Hi there,

I'm attempting to recover data from a damaged 1TB external USB HDD to a
shiny new external 1TB HDD. At the moment I only have a laptop available to
do the recovery, so mounting the drives internally is not an option.

I've booted from CD (SystemRescueCD), and am using ddrescue 1.15. The
command I've run to attempt the copy is:

ddrescue --force -v -r 3 /dev/sdb /dev/sdc logfile

The recovery has been running for a couple of weeks now (uhuh, weeks), and
has been on 'Trimming failed blocks…' for the last week. Current stats are:

rescued: 442932 MB, errsize: 557GB, current rate: 2048 B/s
ipos: 707847 MB, errors: 5813, average rate: 255 kB/s
opos: 707847 MB, time from last successful read: 0s

The source disk is formatted NTFS. If I tail the logfile, I can see ongoing
activity, and the current rate varies, so it seems to still be chugging
away happily but slowly.

My question is: if I interrupt the process at this point, can I mount &
CHKDSK the destination drive and expect to see usable data?

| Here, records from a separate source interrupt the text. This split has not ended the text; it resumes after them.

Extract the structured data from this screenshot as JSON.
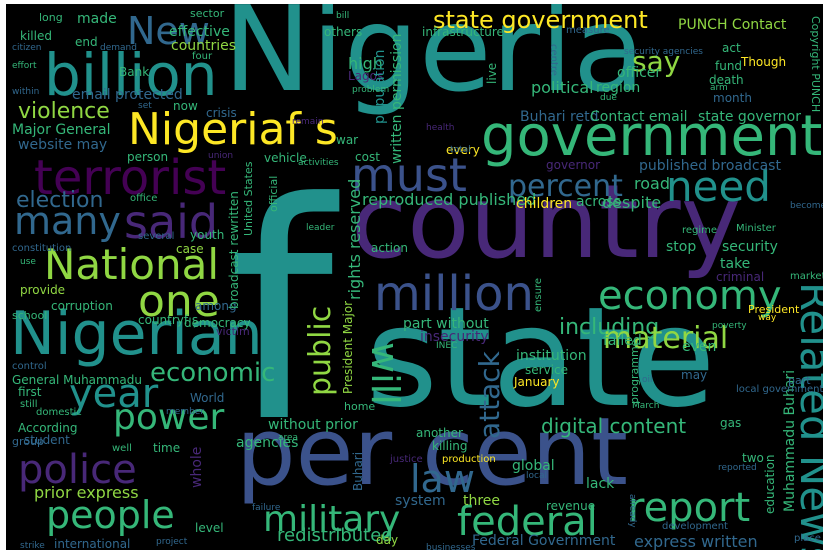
{
  "palette": {
    "background": "#000000",
    "teal": "#21918c",
    "green": "#35b779",
    "lime": "#90d743",
    "yellow": "#fde725",
    "purple": "#440154",
    "violet": "#482878",
    "blue": "#3b528b",
    "steel": "#31688e",
    "cyan": "#26828e",
    "dark": "#2a2a4a"
  },
  "words": [
    {
      "text": "Nigeria",
      "color": "teal"
    },
    {
      "text": "f",
      "color": "teal"
    },
    {
      "text": "country",
      "color": "violet"
    },
    {
      "text": "state",
      "color": "teal"
    },
    {
      "text": "per cent",
      "color": "blue"
    },
    {
      "text": "government",
      "color": "green"
    },
    {
      "text": "Nigerian",
      "color": "teal"
    },
    {
      "text": "billion",
      "color": "teal"
    },
    {
      "text": "Nigeriaf s",
      "color": "yellow"
    },
    {
      "text": "New",
      "color": "steel"
    },
    {
      "text": "terrorist",
      "color": "purple"
    },
    {
      "text": "said",
      "color": "violet"
    },
    {
      "text": "must",
      "color": "blue"
    },
    {
      "text": "need",
      "color": "teal"
    },
    {
      "text": "percent",
      "color": "steel"
    },
    {
      "text": "state government",
      "color": "yellow"
    },
    {
      "text": "say",
      "color": "lime"
    },
    {
      "text": "many",
      "color": "steel"
    },
    {
      "text": "election",
      "color": "steel"
    },
    {
      "text": "National",
      "color": "lime"
    },
    {
      "text": "one",
      "color": "lime"
    },
    {
      "text": "million",
      "color": "blue"
    },
    {
      "text": "economy",
      "color": "green"
    },
    {
      "text": "year",
      "color": "teal"
    },
    {
      "text": "police",
      "color": "violet"
    },
    {
      "text": "power",
      "color": "green"
    },
    {
      "text": "people",
      "color": "green"
    },
    {
      "text": "military",
      "color": "green"
    },
    {
      "text": "federal",
      "color": "green"
    },
    {
      "text": "report",
      "color": "green"
    },
    {
      "text": "law",
      "color": "steel"
    },
    {
      "text": "will",
      "color": "green"
    },
    {
      "text": "public",
      "color": "lime"
    },
    {
      "text": "Related News",
      "color": "teal"
    },
    {
      "text": "violence",
      "color": "lime"
    },
    {
      "text": "including",
      "color": "green"
    },
    {
      "text": "material",
      "color": "lime"
    },
    {
      "text": "economic",
      "color": "green"
    },
    {
      "text": "attack",
      "color": "steel"
    },
    {
      "text": "digital content",
      "color": "green"
    },
    {
      "text": "redistributed",
      "color": "green"
    },
    {
      "text": "Federal Government",
      "color": "steel"
    },
    {
      "text": "express written",
      "color": "steel"
    },
    {
      "text": "prior express",
      "color": "lime"
    },
    {
      "text": "reproduced published",
      "color": "green"
    },
    {
      "text": "rights reserved",
      "color": "green"
    },
    {
      "text": "Muhammadu Buhari",
      "color": "green"
    },
    {
      "text": "email protected",
      "color": "steel"
    },
    {
      "text": "Major General",
      "color": "green"
    },
    {
      "text": "website may",
      "color": "steel"
    },
    {
      "text": "countries",
      "color": "lime"
    },
    {
      "text": "effective",
      "color": "green"
    },
    {
      "text": "made",
      "color": "green"
    },
    {
      "text": "PUNCH Contact",
      "color": "lime"
    },
    {
      "text": "Buhari retd",
      "color": "steel"
    },
    {
      "text": "Contact email",
      "color": "green"
    },
    {
      "text": "state governor",
      "color": "green"
    },
    {
      "text": "political",
      "color": "green"
    },
    {
      "text": "region",
      "color": "green"
    },
    {
      "text": "officer",
      "color": "green"
    },
    {
      "text": "high",
      "color": "green"
    },
    {
      "text": "Lagos",
      "color": "violet"
    },
    {
      "text": "infrastructure",
      "color": "green"
    },
    {
      "text": "written permission",
      "color": "green"
    },
    {
      "text": "population",
      "color": "teal"
    },
    {
      "text": "published broadcast",
      "color": "steel"
    },
    {
      "text": "road",
      "color": "green"
    },
    {
      "text": "despite",
      "color": "green"
    },
    {
      "text": "children",
      "color": "yellow"
    },
    {
      "text": "across",
      "color": "green"
    },
    {
      "text": "take",
      "color": "green"
    },
    {
      "text": "security",
      "color": "green"
    },
    {
      "text": "stop",
      "color": "green"
    },
    {
      "text": "criminal",
      "color": "violet"
    },
    {
      "text": "part without",
      "color": "green"
    },
    {
      "text": "insecurity",
      "color": "violet"
    },
    {
      "text": "institution",
      "color": "green"
    },
    {
      "text": "failed",
      "color": "green"
    },
    {
      "text": "even",
      "color": "green"
    },
    {
      "text": "January",
      "color": "yellow"
    },
    {
      "text": "service",
      "color": "green"
    },
    {
      "text": "may",
      "color": "steel"
    },
    {
      "text": "global",
      "color": "green"
    },
    {
      "text": "lack",
      "color": "green"
    },
    {
      "text": "revenue",
      "color": "green"
    },
    {
      "text": "two",
      "color": "green"
    },
    {
      "text": "education",
      "color": "green"
    },
    {
      "text": "without prior",
      "color": "green"
    },
    {
      "text": "agencies",
      "color": "green"
    },
    {
      "text": "another",
      "color": "green"
    },
    {
      "text": "killing",
      "color": "green"
    },
    {
      "text": "system",
      "color": "steel"
    },
    {
      "text": "three",
      "color": "lime"
    },
    {
      "text": "whole",
      "color": "violet"
    },
    {
      "text": "World",
      "color": "steel"
    },
    {
      "text": "time",
      "color": "green"
    },
    {
      "text": "According",
      "color": "green"
    },
    {
      "text": "student",
      "color": "steel"
    },
    {
      "text": "General Muhammadu",
      "color": "green"
    },
    {
      "text": "first",
      "color": "green"
    },
    {
      "text": "countryf s",
      "color": "green"
    },
    {
      "text": "democracy",
      "color": "green"
    },
    {
      "text": "among",
      "color": "steel"
    },
    {
      "text": "corruption",
      "color": "green"
    },
    {
      "text": "provide",
      "color": "lime"
    },
    {
      "text": "case",
      "color": "lime"
    },
    {
      "text": "action",
      "color": "green"
    },
    {
      "text": "person",
      "color": "green"
    },
    {
      "text": "cost",
      "color": "green"
    },
    {
      "text": "now",
      "color": "green"
    },
    {
      "text": "crisis",
      "color": "steel"
    },
    {
      "text": "war",
      "color": "green"
    },
    {
      "text": "others",
      "color": "green"
    },
    {
      "text": "Though",
      "color": "yellow"
    },
    {
      "text": "fund",
      "color": "green"
    },
    {
      "text": "death",
      "color": "green"
    },
    {
      "text": "month",
      "color": "steel"
    },
    {
      "text": "act",
      "color": "green"
    },
    {
      "text": "live",
      "color": "green"
    },
    {
      "text": "President Major",
      "color": "lime"
    },
    {
      "text": "international",
      "color": "steel"
    },
    {
      "text": "level",
      "color": "green"
    },
    {
      "text": "day",
      "color": "lime"
    },
    {
      "text": "long",
      "color": "green"
    },
    {
      "text": "killed",
      "color": "green"
    },
    {
      "text": "end",
      "color": "green"
    },
    {
      "text": "Bank",
      "color": "green"
    },
    {
      "text": "sector",
      "color": "green"
    },
    {
      "text": "United States",
      "color": "green"
    },
    {
      "text": "official",
      "color": "green"
    },
    {
      "text": "vehicle",
      "color": "green"
    },
    {
      "text": "broadcast rewritten",
      "color": "green"
    },
    {
      "text": "Copyright PUNCH",
      "color": "green"
    },
    {
      "text": "President",
      "color": "yellow"
    },
    {
      "text": "local government",
      "color": "steel"
    },
    {
      "text": "Buhari",
      "color": "steel"
    },
    {
      "text": "every",
      "color": "yellow"
    },
    {
      "text": "programme",
      "color": "green"
    },
    {
      "text": "gas",
      "color": "green"
    },
    {
      "text": "home",
      "color": "green"
    },
    {
      "text": "school",
      "color": "green"
    },
    {
      "text": "victim",
      "color": "violet"
    },
    {
      "text": "youth",
      "color": "green"
    },
    {
      "text": "several",
      "color": "steel"
    },
    {
      "text": "constitution",
      "color": "steel"
    },
    {
      "text": "control",
      "color": "steel"
    },
    {
      "text": "group",
      "color": "steel"
    },
    {
      "text": "still",
      "color": "green"
    },
    {
      "text": "domestic",
      "color": "green"
    },
    {
      "text": "office",
      "color": "green"
    },
    {
      "text": "Minister",
      "color": "green"
    },
    {
      "text": "regime",
      "color": "green"
    },
    {
      "text": "market",
      "color": "green"
    },
    {
      "text": "become",
      "color": "steel"
    },
    {
      "text": "development",
      "color": "steel"
    },
    {
      "text": "place",
      "color": "steel"
    },
    {
      "text": "March",
      "color": "green"
    },
    {
      "text": "INEC",
      "color": "green"
    },
    {
      "text": "production",
      "color": "yellow"
    },
    {
      "text": "justice",
      "color": "violet"
    },
    {
      "text": "well",
      "color": "green"
    },
    {
      "text": "area",
      "color": "green"
    },
    {
      "text": "leader",
      "color": "green"
    },
    {
      "text": "activities",
      "color": "green"
    },
    {
      "text": "union",
      "color": "violet"
    },
    {
      "text": "governor",
      "color": "violet"
    },
    {
      "text": "total",
      "color": "steel"
    },
    {
      "text": "health",
      "color": "violet"
    },
    {
      "text": "centre",
      "color": "steel"
    },
    {
      "text": "due",
      "color": "green"
    },
    {
      "text": "security agencies",
      "color": "steel"
    },
    {
      "text": "measure",
      "color": "steel"
    },
    {
      "text": "four",
      "color": "green"
    },
    {
      "text": "citizen",
      "color": "steel"
    },
    {
      "text": "effort",
      "color": "green"
    },
    {
      "text": "within",
      "color": "steel"
    },
    {
      "text": "demand",
      "color": "steel"
    },
    {
      "text": "problem",
      "color": "green"
    },
    {
      "text": "remain",
      "color": "violet"
    },
    {
      "text": "bill",
      "color": "green"
    },
    {
      "text": "set",
      "color": "steel"
    },
    {
      "text": "use",
      "color": "green"
    },
    {
      "text": "reported",
      "color": "steel"
    },
    {
      "text": "oil",
      "color": "steel"
    },
    {
      "text": "businesses",
      "color": "steel"
    },
    {
      "text": "project",
      "color": "steel"
    },
    {
      "text": "strike",
      "color": "steel"
    },
    {
      "text": "failure",
      "color": "steel"
    },
    {
      "text": "local",
      "color": "steel"
    },
    {
      "text": "arm",
      "color": "green"
    },
    {
      "text": "way",
      "color": "yellow"
    },
    {
      "text": "poverty",
      "color": "green"
    },
    {
      "text": "part",
      "color": "steel"
    },
    {
      "text": "already",
      "color": "steel"
    },
    {
      "text": "member",
      "color": "steel"
    },
    {
      "text": "ensure",
      "color": "green"
    }
  ]
}
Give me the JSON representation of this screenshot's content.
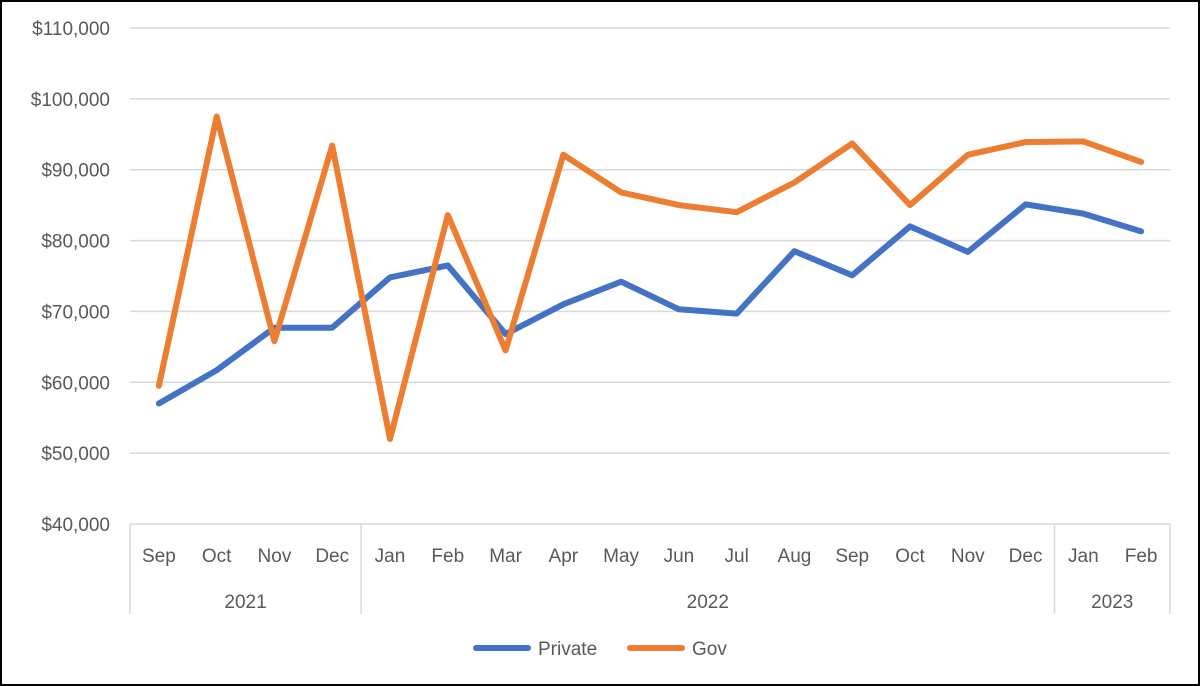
{
  "chart_data": {
    "type": "line",
    "title": "",
    "xlabel": "",
    "ylabel": "",
    "ylim": [
      40000,
      110000
    ],
    "y_ticks": [
      40000,
      50000,
      60000,
      70000,
      80000,
      90000,
      100000,
      110000
    ],
    "y_tick_labels": [
      "$40,000",
      "$50,000",
      "$60,000",
      "$70,000",
      "$80,000",
      "$90,000",
      "$100,000",
      "$110,000"
    ],
    "grid": true,
    "legend_position": "bottom",
    "categories": [
      "Sep",
      "Oct",
      "Nov",
      "Dec",
      "Jan",
      "Feb",
      "Mar",
      "Apr",
      "May",
      "Jun",
      "Jul",
      "Aug",
      "Sep",
      "Oct",
      "Nov",
      "Dec",
      "Jan",
      "Feb"
    ],
    "category_groups": [
      {
        "label": "2021",
        "count": 4
      },
      {
        "label": "2022",
        "count": 12
      },
      {
        "label": "2023",
        "count": 2
      }
    ],
    "series": [
      {
        "name": "Private",
        "color": "#4472C4",
        "values": [
          57000,
          61700,
          67700,
          67700,
          74800,
          76500,
          66800,
          71000,
          74200,
          70300,
          69700,
          78500,
          75100,
          82000,
          78400,
          85100,
          83800,
          81300
        ]
      },
      {
        "name": "Gov",
        "color": "#ED7D31",
        "values": [
          59500,
          97500,
          65800,
          93400,
          52000,
          83600,
          64500,
          92100,
          86800,
          85000,
          84000,
          88200,
          93700,
          85000,
          92100,
          93900,
          94000,
          91100
        ]
      }
    ]
  },
  "colors": {
    "grid": "#D9D9D9",
    "axis_text": "#595959",
    "frame": "#000000"
  }
}
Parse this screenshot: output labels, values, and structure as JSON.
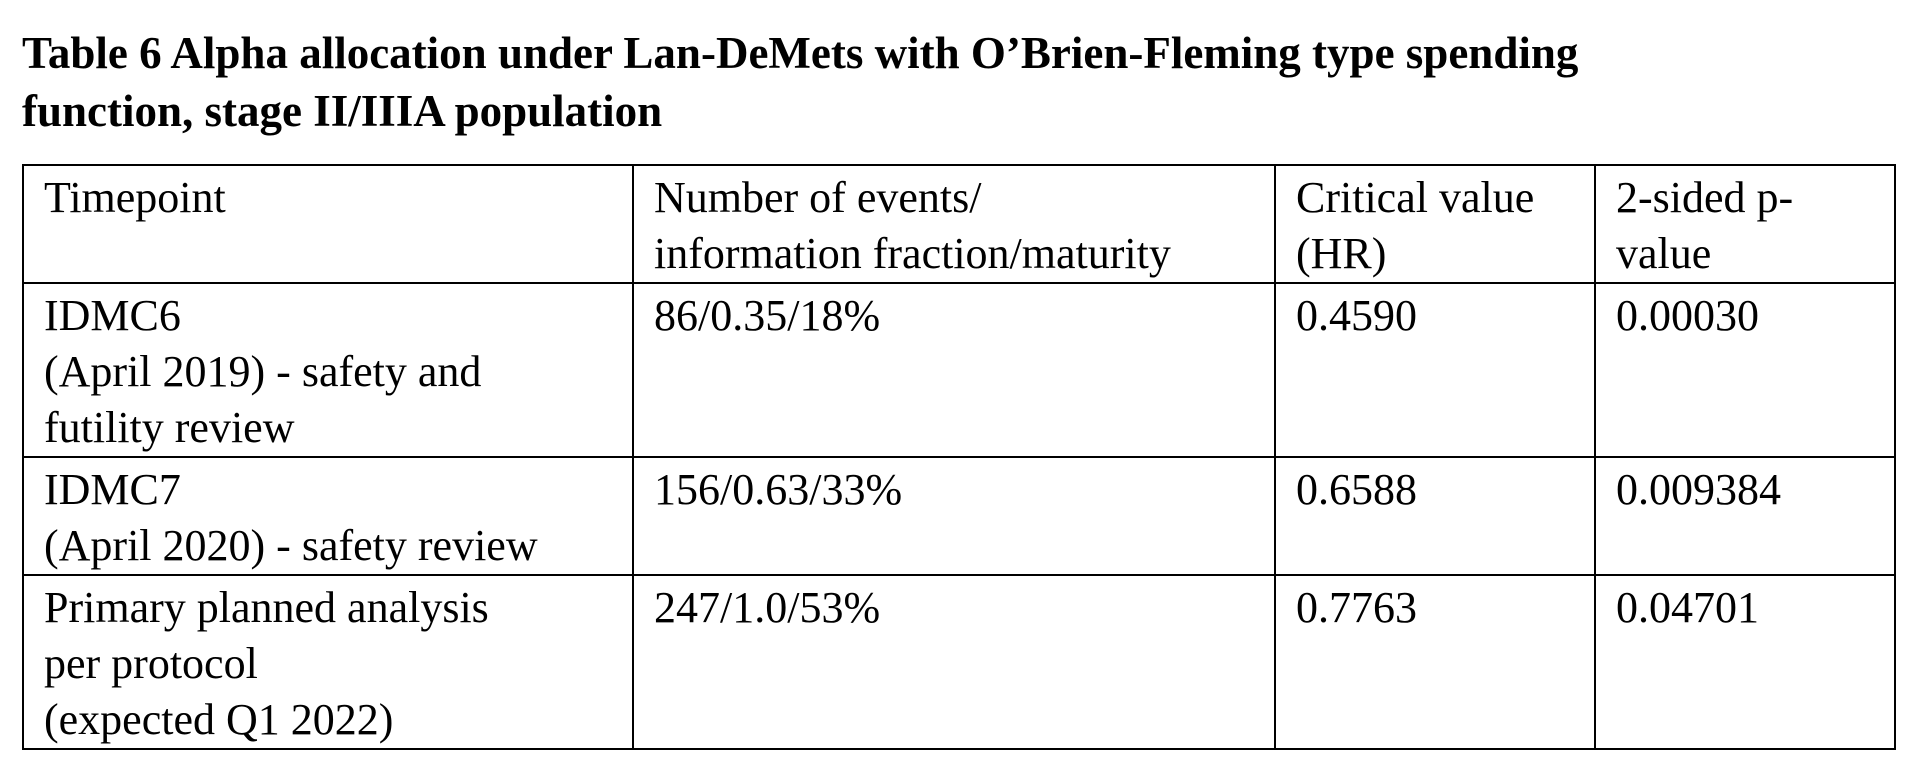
{
  "caption": {
    "line1": "Table 6 Alpha allocation under Lan-DeMets with O’Brien-Fleming type spending",
    "line2": "function, stage II/IIIA population"
  },
  "table": {
    "headers": [
      [
        "Timepoint"
      ],
      [
        "Number of events/",
        "information fraction/maturity"
      ],
      [
        "Critical value",
        "(HR)"
      ],
      [
        "2-sided p-",
        "value"
      ]
    ],
    "rows": [
      {
        "timepoint": [
          "IDMC6",
          "(April 2019) - safety and",
          "futility review"
        ],
        "events": "86/0.35/18%",
        "critical_value": "0.4590",
        "p_value": "0.00030"
      },
      {
        "timepoint": [
          "IDMC7",
          "(April 2020) - safety review"
        ],
        "events": "156/0.63/33%",
        "critical_value": "0.6588",
        "p_value": "0.009384"
      },
      {
        "timepoint": [
          "Primary planned analysis",
          "per protocol",
          "(expected Q1 2022)"
        ],
        "events": "247/1.0/53%",
        "critical_value": "0.7763",
        "p_value": "0.04701"
      }
    ]
  }
}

Or will the
partition structure not yet be complete?

Second question: I (mis)interpreted the command line reference to mean that
'logfile' should be literally 'logfile', which is what I've specified
(d'oh!) rather than /path/to/logfile on a different disk (say, a USB
stick). The logfile is currently bring written to /root in sysrescd's file
system which is currently (I assume) in RAM. If I copy it to a USB stick, I
assume I can resume the copy if I interrupt it now—but am I correct in
believing that if I mount and CHKDSK the image in its current state, I
won't then be able to resume the copy even with the logfile because the
target disk has been modified?

Many thanks for any assistance you can provide, and apologies if my mailer
hasn't sent this in plaintext, I have limited options atm.